Q. Does squash raise blood sugar?
A. This fibre-rich vegetable provides roughly 1.5 grams of fibre, which helps keep blood glucose and cholesterol levels balanced. Plus, acorn squash has no cholesterol and can help lower bad LDL cholesterol. Also, the rind of acorn squash contains insoluble fibres that help keep blood sugar levels stable. Thus, squash is beneficial, and its antioxidative property helps reduce blood glucose. However, excess consumption can cause high blood sugar.
Q. Are yams and squash the same?
A. Yams and squash are not the same. Yams are monocotyledons, but squashes are dicotyledons. Botanically yams are considered roots, and squashes are considered fruits. Yams consist of more carbohydrates than squashes.
Q. Can diabetics eat acorn squash?
A. Yes, acorn squash is diabetic-friendly. Squashes are an excellent source of dietary fibres. This helps prevent digestive disorders by adding bulk to the diet, providing a sense of fullness to the stomach, and helping maintain blood sugar levels.
Q. Is acorn squash a complex carb?
A. Acorn squash is a starchy vegetable with more carbohydrates than non-starchy vegetables like broccoli and greens.
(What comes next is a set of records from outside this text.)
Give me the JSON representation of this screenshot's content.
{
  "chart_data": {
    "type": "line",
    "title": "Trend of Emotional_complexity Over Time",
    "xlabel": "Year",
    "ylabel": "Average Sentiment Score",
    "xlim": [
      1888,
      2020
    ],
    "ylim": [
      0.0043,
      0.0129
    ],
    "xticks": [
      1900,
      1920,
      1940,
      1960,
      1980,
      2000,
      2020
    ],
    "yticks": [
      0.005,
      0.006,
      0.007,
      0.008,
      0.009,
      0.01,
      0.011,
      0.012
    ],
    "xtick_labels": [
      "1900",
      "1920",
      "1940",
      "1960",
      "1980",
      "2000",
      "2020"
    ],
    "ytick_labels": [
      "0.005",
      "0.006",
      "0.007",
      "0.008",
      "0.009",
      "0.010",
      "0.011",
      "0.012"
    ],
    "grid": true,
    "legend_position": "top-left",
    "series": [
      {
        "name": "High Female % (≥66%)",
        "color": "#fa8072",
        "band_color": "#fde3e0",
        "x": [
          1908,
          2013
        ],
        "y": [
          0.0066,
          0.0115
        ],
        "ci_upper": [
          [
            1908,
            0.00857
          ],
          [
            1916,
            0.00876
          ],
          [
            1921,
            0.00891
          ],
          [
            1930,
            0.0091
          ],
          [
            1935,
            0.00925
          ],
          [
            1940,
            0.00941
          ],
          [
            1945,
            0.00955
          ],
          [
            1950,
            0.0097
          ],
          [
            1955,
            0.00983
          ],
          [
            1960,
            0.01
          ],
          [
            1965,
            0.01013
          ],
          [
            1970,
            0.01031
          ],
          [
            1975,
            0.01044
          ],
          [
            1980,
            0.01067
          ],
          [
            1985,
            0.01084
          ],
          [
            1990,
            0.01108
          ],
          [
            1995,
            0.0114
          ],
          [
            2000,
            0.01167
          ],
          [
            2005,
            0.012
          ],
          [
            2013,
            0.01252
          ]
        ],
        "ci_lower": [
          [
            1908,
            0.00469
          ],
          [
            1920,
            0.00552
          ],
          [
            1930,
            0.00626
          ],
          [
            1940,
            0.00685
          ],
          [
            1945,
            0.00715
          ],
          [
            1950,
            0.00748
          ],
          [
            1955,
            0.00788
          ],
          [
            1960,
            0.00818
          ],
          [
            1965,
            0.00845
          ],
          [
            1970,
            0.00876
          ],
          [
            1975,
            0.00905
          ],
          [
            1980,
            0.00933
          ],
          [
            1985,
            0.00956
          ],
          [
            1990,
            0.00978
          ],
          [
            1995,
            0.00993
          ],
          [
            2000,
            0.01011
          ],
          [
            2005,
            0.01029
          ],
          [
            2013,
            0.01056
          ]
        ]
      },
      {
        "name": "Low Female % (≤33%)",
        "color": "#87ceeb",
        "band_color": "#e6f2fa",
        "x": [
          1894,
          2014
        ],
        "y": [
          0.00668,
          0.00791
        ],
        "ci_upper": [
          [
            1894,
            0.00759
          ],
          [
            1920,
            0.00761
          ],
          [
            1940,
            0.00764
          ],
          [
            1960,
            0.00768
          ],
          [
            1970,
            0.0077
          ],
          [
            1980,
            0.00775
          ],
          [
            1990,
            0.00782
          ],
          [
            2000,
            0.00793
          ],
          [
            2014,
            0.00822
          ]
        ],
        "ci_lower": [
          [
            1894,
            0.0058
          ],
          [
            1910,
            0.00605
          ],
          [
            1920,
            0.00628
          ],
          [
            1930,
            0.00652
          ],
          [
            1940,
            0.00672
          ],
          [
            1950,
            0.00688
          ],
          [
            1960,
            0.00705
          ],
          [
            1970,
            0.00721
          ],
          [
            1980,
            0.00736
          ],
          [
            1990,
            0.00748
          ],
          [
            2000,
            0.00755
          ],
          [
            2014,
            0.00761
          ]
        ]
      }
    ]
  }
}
Also, this is because acorn squashes contain complex carbohydrates, high levels of dietary fibre (polysaccharides), and no simple sugars.
Q. Is squash a keto?
A. Although acorn squash is not a rich source of fats and protein, you can add it to the keto diet with a combination of foods like eggs, chicken etc. Keep your total carbohydrate intake between 20 and 30 grams daily to remain in ketosis.